Прерванная жизнь - страница 12

стр.

Я пристегиваюсь ремнем безопасности и облокачиваюсь на окно, при этом оглядываюсь назад на центр реабилитации. Персонал был хорошим, и терапия мне помогла — пока боль и дискомфорт действительно больше не беспокоили меня. Были любопытные зеваки, которые слышали мою историю и которые раздражали меня. Но с этим покончено, по крайней мере, почти.

Это — настоящее шоу на парковке. Только я в этом шоу и пони, и собака.

Деда молча выезжает с парковки, пока полиция формирует живой барьер, чтобы помешать СМИ следовать за нами. Я смотрю из окна, наблюдая в боковом зеркале, как исчезает город, и мы едем в дом Деды. Нет, не в его, а наш дом.

Деда сказал мне, что мы живем в местности, такой далекой от цивилизации, что единственные, кто приезжает туда — это сезонные охотники. Думаю, мне повезло, что я оказалась в лесу Деды во время сезона охоты на оленя. На самом деле, я удивлена, что охотники от злости не стреляли в меня, потому что я испортила им охоту.
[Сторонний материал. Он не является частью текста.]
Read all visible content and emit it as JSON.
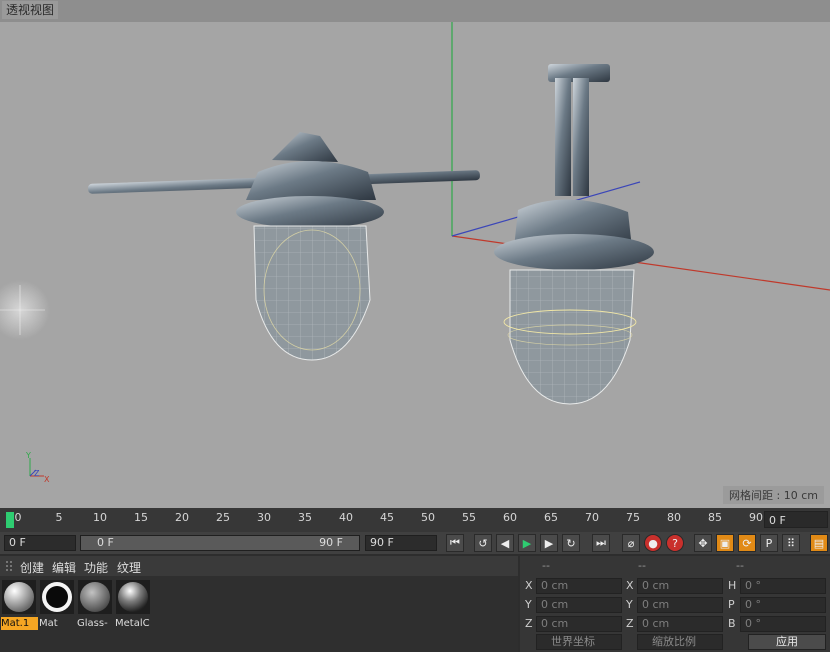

Но это в прошлом, и, учитывая неудачу в восстановлении моей памяти, я решила, что мое прошлое не имеет значения. Если бы было, то я бы помнила, верно?

Белый фургон следует за нами по другой полосе дороги, и я слышу, как Деда ругается себе под нос. Оглядываюсь на него, пытаясь выяснить, почему он так расстроен, однако он не спускает глаз с дороги и с зеркала заднего обзора. Я оборачиваюсь, чтобы лучше рассмотреть фургон, и вижу фигуры двух мужчин. У того, что за рулем, на голове кепка и солнцезащитные очки. Пот начинает струиться по шее, я смотрю на Деду широко отрытыми глазами, и кровь громко пульсирует по всему телу.

— Это ребята из новостей, — пытается он успокоить мое нервное постукивание зубов.

Но это не помогает.

— Остановись, — шепчу я, облизывая языком пот над верхней губой.

Не медля, Деда останавливается на обочине, и я тяну дверную ручку так сильно, что выпадаю из грузовика. Я только смогла сделать несколько шагов, прежде чем меня вырвало на новую пару ботинок, которые купил мне Деда. Мои ноги трясутся и очень сильно устали. Опираюсь рукой о капот грузовика, чтобы сохранить устойчивость. Ожидаю, что Деда, моя скала, подойдет ко мне, чтобы помочь, но, когда этого не происходит, я озираюсь и вижу, что он пытается отобрать видеокамеру у мужчин в фургоне.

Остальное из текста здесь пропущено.